If IG corporate spreads stay rangebound, you still get a return advantage over Treasuries of about 1% over the course of the entire year. But, on top of that, how much upside is still left? Could we see investment grade spreads fall to post-Global Financial Crisis tights of 80 bps? Achieving that level would suggest that corporate bonds outperform Treasuries by 1%, on top of any yield advantage. All-time tights of 51 bps? Now we’re talking about 2-3% outperformance above the yield advantage. The strong returns over the past few months have made both of these scenarios a bit less exciting than they once were. No one should be losing too much sleep over possibly missing out on a surprise 2-3% return in their bond portfolio, in an environment that would undoubtedly be favorable to equity markets as well.

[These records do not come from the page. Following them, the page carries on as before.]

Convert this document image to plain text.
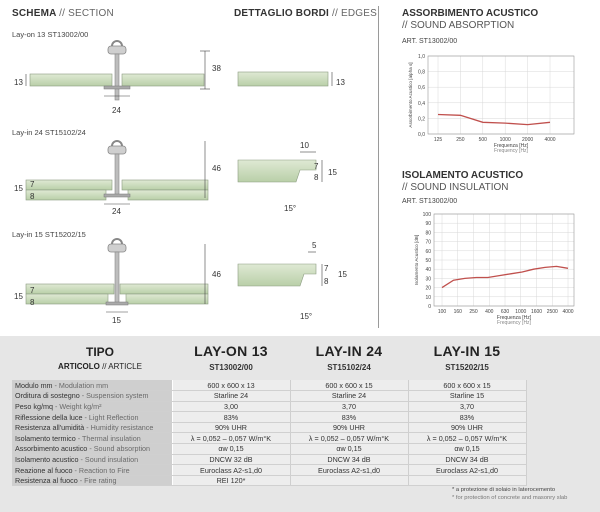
SCHEMA // SECTION	DETTAGLIO BORDI // EDGES
Lay-on 13 ST13002/00
13
24
38
13
Lay-in 24 ST15102/24
15 7
8
24
46
10
7
8
15
15°
Lay-in 15 ST15202/15
15
7
8
15
46
5
7
8
15
15°
ASSORBIMENTO ACUSTICO
// SOUND ABSORPTION
ART. ST13002/00
1,0
0,8
0,6
0,4
0,2
0,0
125	250	500	1000 2000 4000
Frequenza [Hz]
Frequency [Hz]
Assorbimento Acustico [alpha s]
ISOLAMENTO ACUSTICO
// SOUND INSULATION
ART. ST13002/00
100
90
80
70
60
50
40
30
20
10
0
100 160 250 400 630 1000 1600 2500 4000
Frequenza [Hz]
Frequency [Hz]
Isolamento Acustico [dB]
TIPO
ARTICOLO // ARTICLE
LAY-ON 13
ST13002/00
LAY-IN 24
ST15102/24
LAY-IN 15
ST15202/15
Modulo mm - Modulation mm	600 x 600 x 13	600 x 600 x 15	600 x 600 x 15
Orditura di sostegno - Suspension system	Starline 24	Starline 24	Starline 15
Peso kg/mq - Weight kg/m²	3,00	3,70	3,70
Riflessione della luce - Light Reflection	83%	83%	83%
Resistenza all'umidità - Humidity resistance	90% UHR	90% UHR	90% UHR
Isolamento termico - Thermal insulation	λ = 0,052 – 0,057 W/m°K	λ = 0,052 – 0,057 W/m°K	λ = 0,052 – 0,057 W/m°K
Assorbimento acustico - Sound absorption	αw 0,15	αw 0,15	αw 0,15
Isolamento acustico - Sound insulation	DNCW 32 dB	DNCW 34 dB	DNCW 34 dB
Reazione al fuoco - Reaction to Fire	Euroclass A2-s1,d0	Euroclass A2-s1,d0	Euroclass A2-s1,d0
Resistenza al fuoco - Fire rating	REI 120*		
* a protezione di solaio in laterocemento
* for protection of concrete and masonry slab
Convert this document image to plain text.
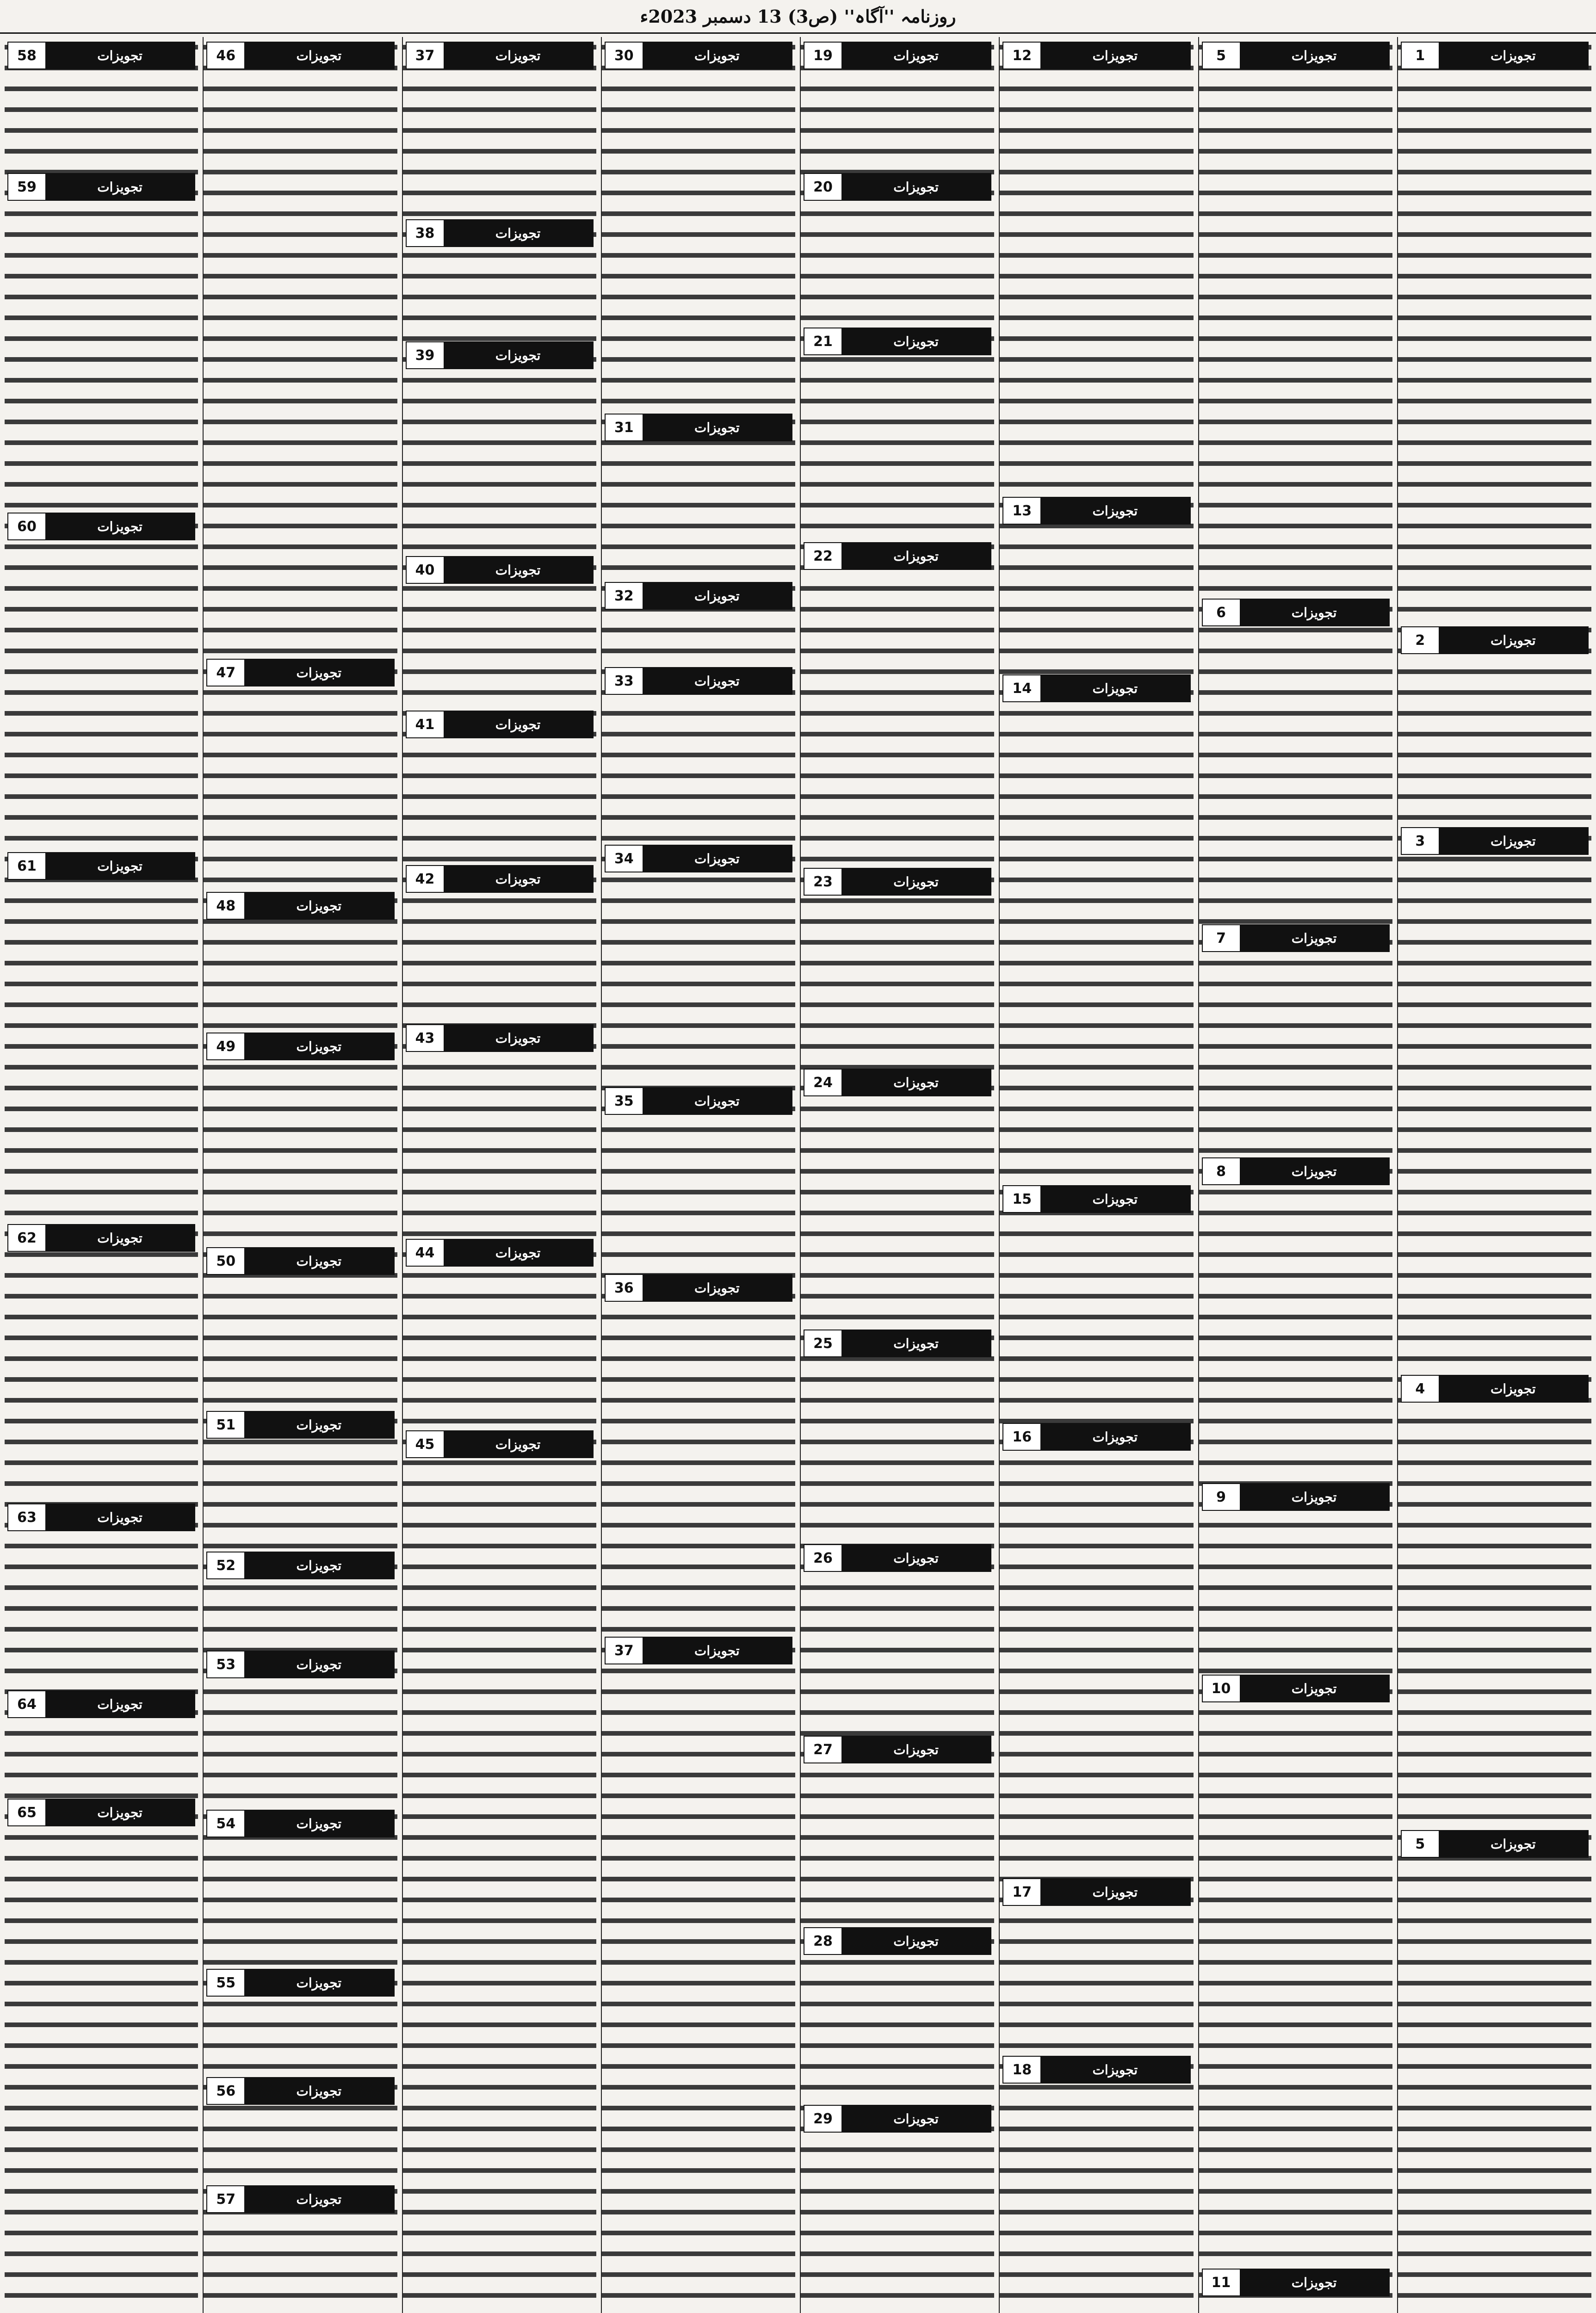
روزنامہ ''آگاہ'' (ص3) 13 دسمبر 2023ء
تجویزات
1
تجویزات
2
تجویزات
3
تجویزات
4
تجویزات
5
تجویزات
5
تجویزات
6
تجویزات
7
تجویزات
8
تجویزات
9
تجویزات
10
تجویزات
11
تجویزات
12
تجویزات
13
تجویزات
14
تجویزات
15
تجویزات
16
تجویزات
17
تجویزات
18
تجویزات
19
تجویزات
20
تجویزات
21
تجویزات
22
تجویزات
23
تجویزات
24
تجویزات
25
تجویزات
26
تجویزات
27
تجویزات
28
تجویزات
29
تجویزات
30
تجویزات
31
تجویزات
32
تجویزات
33
تجویزات
34
تجویزات
35
تجویزات
36
تجویزات
37
تجویزات
37
تجویزات
38
تجویزات
39
تجویزات
40
تجویزات
41
تجویزات
42
تجویزات
43
تجویزات
44
تجویزات
45
تجویزات
46
تجویزات
47
تجویزات
48
تجویزات
49
تجویزات
50
تجویزات
51
تجویزات
52
تجویزات
53
تجویزات
54
تجویزات
55
تجویزات
56
تجویزات
57
تجویزات
58
تجویزات
59
تجویزات
60
تجویزات
61
تجویزات
62
تجویزات
63
تجویزات
64
تجویزات
65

Higher issuance on the horizon?
Plus, now that we’ve gone through a bit of a reset, with rates falling so much in November and December, we might be due for a reversal in issuance patterns. January appears to have been a lot busier for new corporate debt. Companies who were patient throughout 2H 2023 might have found a window of opportunity to raise capital at acceptable interest expense. Continued issuance momentum can put upward pressure on spreads. And, of course, you still have the growth scare/hard landing scenario, where negative price action from spread widening easily wipes away any yield advantage. Growth has been resilient and the market keeps pushing out any hard landing or recession fears. But the lower starting point means the upside/downside tradeoff has become a bit more asymmetric.
Plan ahead for tighter spreads
So if you’re less confident in taking on significant credit risk at these levels of spreads, consider active management over passive. We think the value proposition is significantly more attractive. Across fixed income, we’re seeing divergence in returns… between higher-rated credit and lower-rated credits, newly issued mortgages vs. older mortgages, short duration Treasuries vs. long duration Treasuries, and so on. A tighter spread environment requires being more selective. Perhaps it doesn’t make as much sense to own everything under the sun that certain passive approaches provide. Active strategies can enhance yield while avoiding securities with asymmetric payoff profiles. And, of course, quickly deploy dry powder if and when there is a better entry point for spreads.
For the cautious investor worried about the next shoe to drop, an allocation in active, high-quality bonds can represent insurance for getting the soft landing call wrong. For the optimistic investor, the more selective approach can help play a bit more defense now and offense later. A little something for everyone.